In 1997, I visited the Chief of the General Staff at his office at MoD HQ to talk about the accident. The CGS in 1997 was Sir Roger Wheeler, who had been the former GOC Northern Ireland at the time of the accident and who knew many, if not all, of the passengers. He doesn't know what caused the accident but relied on the RAF's version for an answer. They were the experts, right? The pilots were to blame, right?

But because he relied on the official finding Gen. Wheeler didn't know Jon Tapper had asked to replace the Mk2 with a more reliable Mk1 for the VVIP sortie, he didn't know Rick Cook had increased his life insurance weeks before the crash and the General didn't know the Boscombe Down testers had grounded the aircraft the day before the accident because they found it unserviceable. He couldn't know because none of that was included in the BoI report, with the MoD citing them irrelevancies. It took years for it to come out.
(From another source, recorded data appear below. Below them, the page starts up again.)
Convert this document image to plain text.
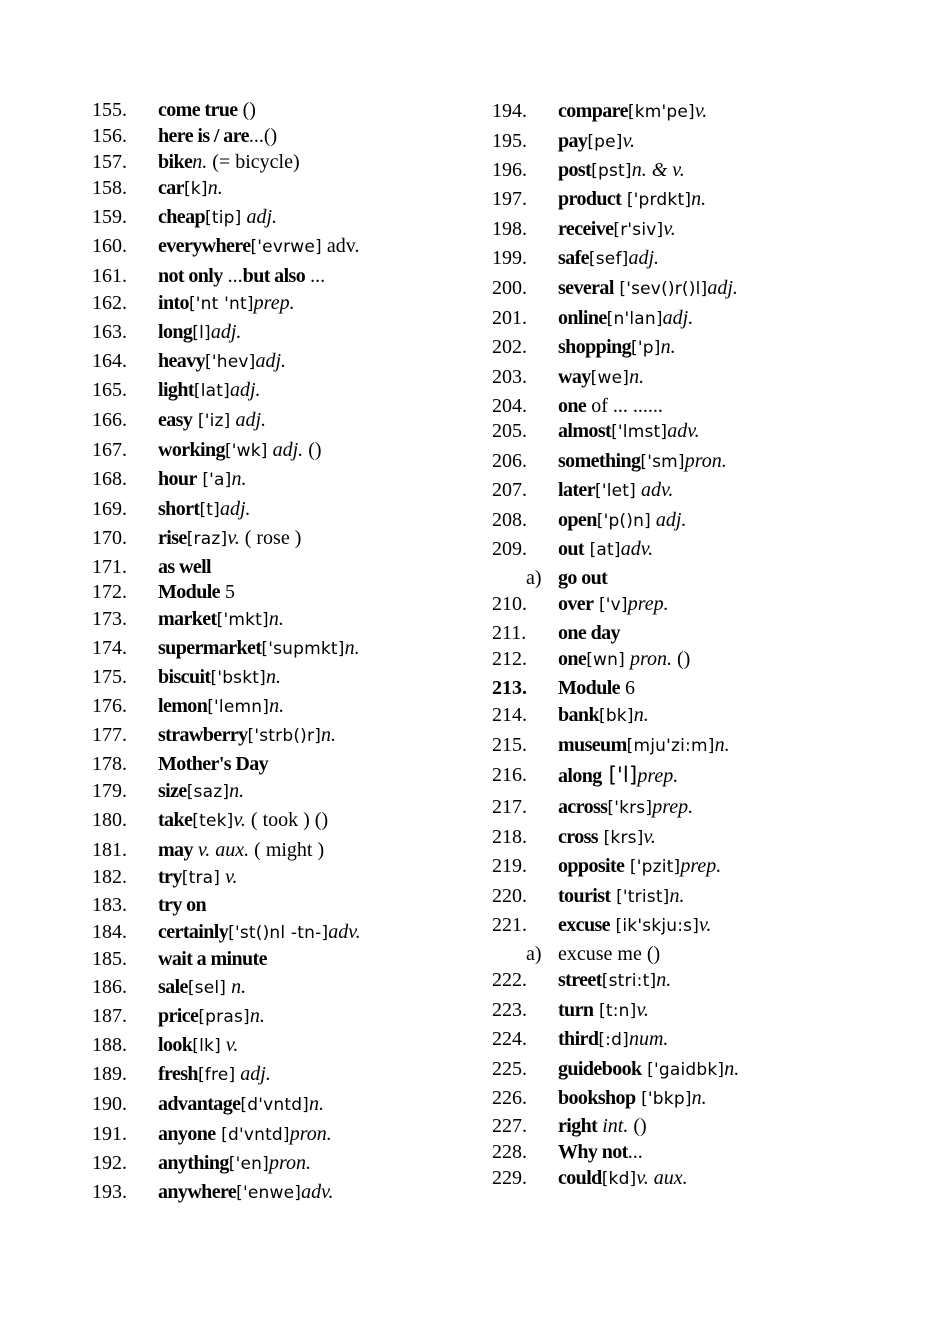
155. come true ()
156. here is / are...()
157. biken. (= bicycle)
158. car[k]n.
159. cheap[tip] adj.
160. everywhere['evrwe] adv.
161. not only ...but also ...
162. into['nt 'nt]prep.
163. long[l]adj.
164. heavy['hev]adj.
165. light[lat]adj.
166. easy ['iz] adj.
167. working['wk] adj. ()
168. hour ['a]n.
169. short[t]adj.
170. rise[raz]v. ( rose )
171. as well
172. Module 5
173. market['mkt]n.
174. supermarket['supmkt]n.
175. biscuit['bskt]n.
176. lemon['lemn]n.
177. strawberry['strb()r]n.
178. Mother's Day
179. size[saz]n.
180. take[tek]v. ( took ) ()
181. may v. aux. ( might )
182. try[tra] v.
183. try on
184. certainly['st()nl -tn-]adv.
185. wait a minute
186. sale[sel] n.
187. price[pras]n.
188. look[lk] v.
189. fresh[fre] adj.
190. advantage[d'vntd]n.
191. anyone [d'vntd]pron.
192. anything['en]pron.
193. anywhere['enwe]adv.
194. compare[km'pe]v.
195. pay[pe]v.
196. post[pst]n. & v.
197. product ['prdkt]n.
198. receive[r'siv]v.
199. safe[sef]adj.
200. several ['sev()r()l]adj.
201. online[n'lan]adj.
202. shopping['p]n.
203. way[we]n.
204. one of ... ......
205. almost['lmst]adv.
206. something['sm]pron.
207. later['let] adv.
208. open['p()n] adj.
209. out [at]adv.
a) go out
210. over ['v]prep.
211. one day
212. one[wn] pron. ()
213. Module 6
214. bank[bk]n.
215. museum[mju'zi:m]n.
216. along ['l]prep.
217. across['krs]prep.
218. cross [krs]v.
219. opposite ['pzit]prep.
220. tourist ['trist]n.
221. excuse [ik'skju:s]v.
a) excuse me ()
222. street[stri:t]n.
223. turn [t:n]v.
224. third[:d]num.
225. guidebook ['gaidbk]n.
226. bookshop ['bkp]n.
227. right int. ()
228. Why not...
229. could[kd]v. aux.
In any campaign, fight or just daily life one expects to sometimes be knocked backwards but the supreme strength of the argument regarding this injustice comes from the knowledge there has been not a single piece of evidence to emerge in all these years that sets the campaign for justice back even an inch. In fact, to the contrary, every single development in this saga over the years has only strengthened the Tapper and Cook family position, which is one of simplicity itself. Prove the boys caused the accident and we will shut up. But if you can't then please, finally consider the facts again and this time conclude what morality and orders dictate, that in cases where there is doubt deceased air crew must be given the benefit of that doubt.

The man who wrote that rule, AP3207 of the Queen's Regulations, is a now retired RAF Air Commodore. I spoke to him about the issue. Had Sir John and Sir William applied the rules? The answer was clear: "No."